A practical note: talk to multiple investors before you pick one. The good ones will be honest with you about whether they're the right fit. The bad ones will pressure you to move fast. Trust that signal.
Path 3: Sell now
This works if you've built genuine specialization, you're tired, and you'd rather lock in the value of what you've built than fight the next chapter. The premium being paid for specialized firms right now is real, and it won't last forever. As more firms make the transition, the supply of high-quality firms to buy increases, and prices come back down.
If this is your path, the practical timeline from "I'm ready" to closed deal is 9 to 14 months for most firms in this segment. Choosing the right banker matters more than people think. Pick someone who has actually closed deals in the Adobe ecosystem, not just generic services deals.
The worst position
If you're a generalist with $3M to $10M in EBITDA, no clear specialty, and no plan to develop one, you're in trouble. You're too small to be a buyer of other firms, not differentiated enough to be a premium target, and the market is moving away from your kind of work. The honest path: pick a specialty in the next 12 months, even if it means walking away from revenue, and rebuild toward a sale 24 to 36 months out.
A Note on How You Bill
This deserves its own conversation — our post The Death of Hourly Billing: Why Agency Pricing Is Changing Fast covers it well — but the short version: you have to start moving away from pure hourly billing now. Even if 80% of your revenue is hourly today, you need three things in motion within the next year:
Outcome-based pricing pilots — meaning you get paid based on what the work produces, not the hours spent — on at least two or three projects per year, with clients willing to try it
Subscription revenue layered on top of your packaged offerings — managed services for journeys, ongoing optimization, agent operations
Fixed-fee delivery for any type of project you've delivered more than three times
The clients who push you hardest on this are usually your best clients. They'll happily restructure their relationship with you to align on outcomes. Use those conversations to build the muscle, then expand it across the rest of your book.
What I'd Do in the Next 90 Days
If I were running a $15M EBITDA Adobe services firm right now, here's what I'd do in the next quarter:
Run the revenue mix analysis and see honestly what percentage of revenue is in the premium categories.
Count the senior AEP, AJO, and CJA architects on the team — names, not certifications.
Pick the one industry where you'll go deep, and tell the leadership team out loud.
Identify two or three packaged offerings to build, with budgets and owners.
Have a real conversation with yourself about which of the three paths you're on. Write it down.
If outside investment is even possibly in your future, start having early conversations with bankers and investors now — not to transact, but to learn the market.

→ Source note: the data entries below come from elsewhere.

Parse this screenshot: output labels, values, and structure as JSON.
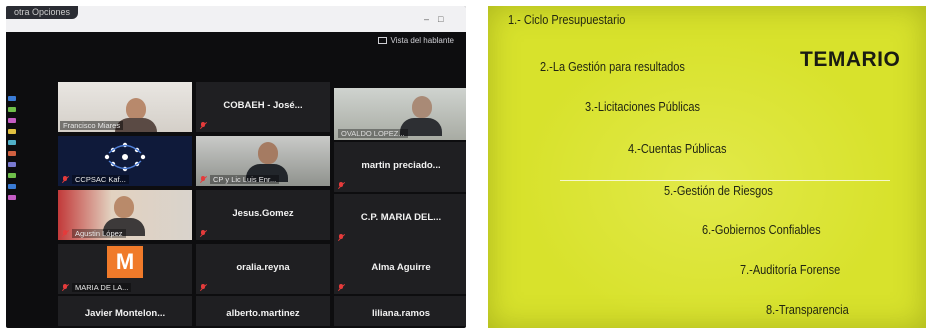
{
  "call": {
    "meeting_label": "otra Opciones",
    "speaker_view_label": "Vista del hablante",
    "window_buttons": [
      "–",
      "□"
    ],
    "participants": [
      {
        "name": "Francisco Miares",
        "type": "video"
      },
      {
        "name": "COBAEH - José...",
        "type": "name"
      },
      {
        "name": "OVALDO LOPEZ...",
        "type": "video",
        "active": true
      },
      {
        "name": "CCPSAC Kaf...",
        "type": "logo"
      },
      {
        "name": "CP y Lic Luis Enr...",
        "type": "video"
      },
      {
        "name": "martin preciado...",
        "type": "name"
      },
      {
        "name": "Agustin López",
        "type": "video"
      },
      {
        "name": "Jesus.Gomez",
        "type": "name"
      },
      {
        "name": "C.P. MARIA DEL...",
        "type": "name"
      },
      {
        "name": "MARIA DE LA...",
        "type": "avatar",
        "initial": "M"
      },
      {
        "name": "oralia.reyna",
        "type": "name"
      },
      {
        "name": "Alma Aguirre",
        "type": "name"
      },
      {
        "name": "Javier Montelon...",
        "type": "name"
      },
      {
        "name": "alberto.martinez",
        "type": "name"
      },
      {
        "name": "liliana.ramos",
        "type": "name"
      }
    ],
    "colors": {
      "active_border": "#b6d04a",
      "muted_mic": "#e43b3b",
      "avatar_bg": "#f07a2a"
    }
  },
  "slide": {
    "title": "TEMARIO",
    "items": [
      "1.- Ciclo Presupuestario",
      "2.-La Gestión para resultados",
      "3.-Licitaciones Públicas",
      "4.-Cuentas Públicas",
      "5.-Gestión de Riesgos",
      "6.-Gobiernos Confiables",
      "7.-Auditoría Forense",
      "8.-Transparencia"
    ],
    "colors": {
      "background": "#d8e22c",
      "text": "#1f2312"
    }
  }
}
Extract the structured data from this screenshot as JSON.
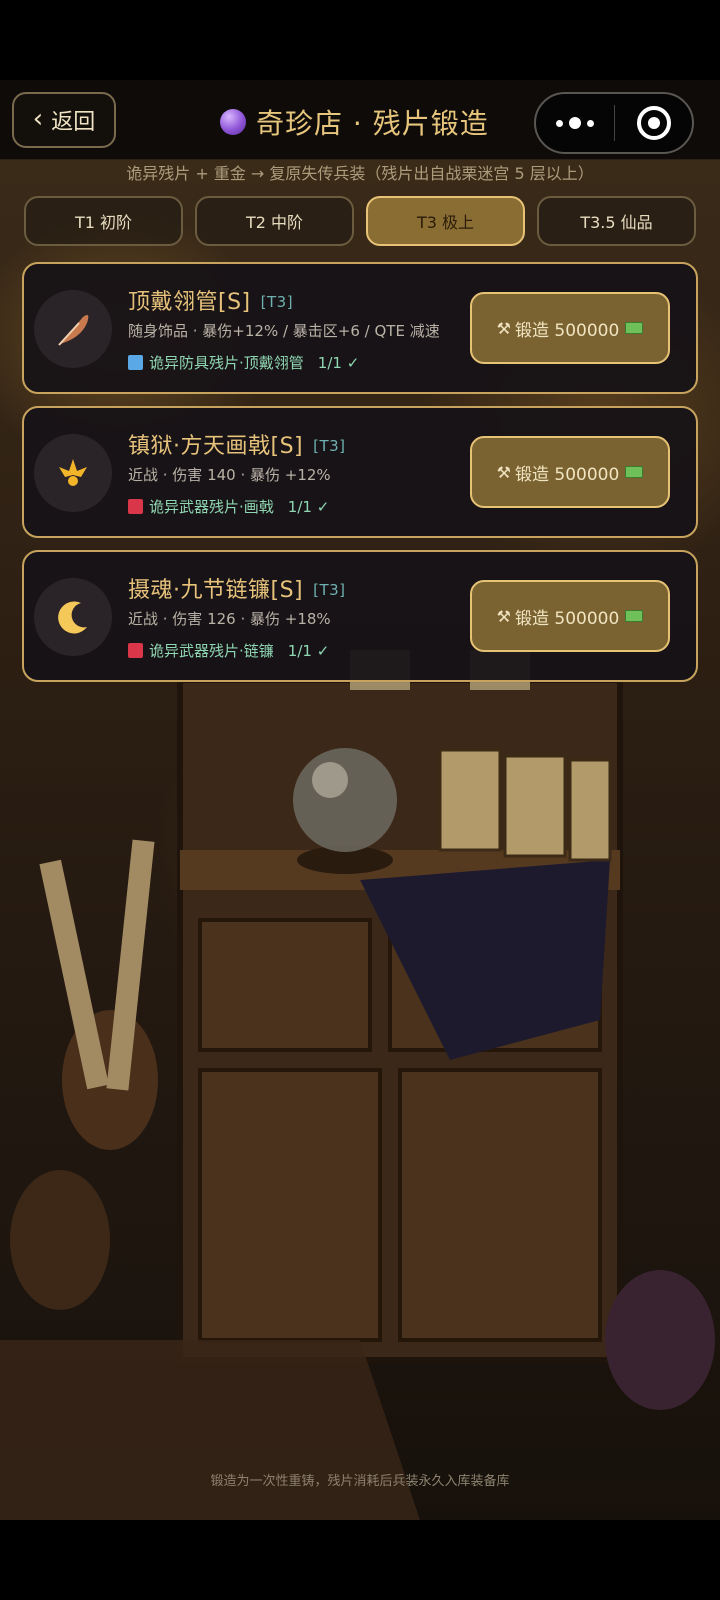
{
  "header": {
    "back_label": "返回",
    "title": "奇珍店 · 残片锻造",
    "title_icon": "crystal-ball-icon"
  },
  "subtitle": "诡异残片 + 重金 → 复原失传兵装（残片出自战栗迷宫 5 层以上）",
  "tabs": [
    {
      "label": "T1 初阶",
      "active": false
    },
    {
      "label": "T2 中阶",
      "active": false
    },
    {
      "label": "T3 极上",
      "active": true
    },
    {
      "label": "T3.5 仙品",
      "active": false
    }
  ],
  "items": [
    {
      "icon": "feather-icon",
      "name": "顶戴翎管[S]",
      "tier": "[T3]",
      "stats": "随身饰品 · 暴伤+12% / 暴击区+6 / QTE 减速",
      "fragment": "诡异防具残片·顶戴翎管",
      "fragment_color": "#5ba8e6",
      "count": "1/1 ✓",
      "forge_label": "锻造 500000"
    },
    {
      "icon": "trident-icon",
      "name": "镇狱·方天画戟[S]",
      "tier": "[T3]",
      "stats": "近战 · 伤害 140 · 暴伤 +12%",
      "fragment": "诡异武器残片·画戟",
      "fragment_color": "#d9364a",
      "count": "1/1 ✓",
      "forge_label": "锻造 500000"
    },
    {
      "icon": "crescent-moon-icon",
      "name": "摄魂·九节链镰[S]",
      "tier": "[T3]",
      "stats": "近战 · 伤害 126 · 暴伤 +18%",
      "fragment": "诡异武器残片·链镰",
      "fragment_color": "#d9364a",
      "count": "1/1 ✓",
      "forge_label": "锻造 500000"
    }
  ],
  "footer_note": "锻造为一次性重铸，残片消耗后兵装永久入库装备库",
  "colors": {
    "accent_gold": "#e6c27b",
    "active_tab": "#8a6d33",
    "card_border": "#c7a35e"
  }
}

The firms that come out of this period strongest will be the ones that made these decisions in 2026, not 2028. The window isn't theoretical. It's already partly closed. Premium prices exist right now because there aren't enough good firms to buy. Once there are, the premium goes away.
The Adobe services market five years from now will have fewer firms, a bigger overall market, and be much more concentrated in the hands of firms that made the shift early. Your job over the next 18 months is to make sure your firm is one of them.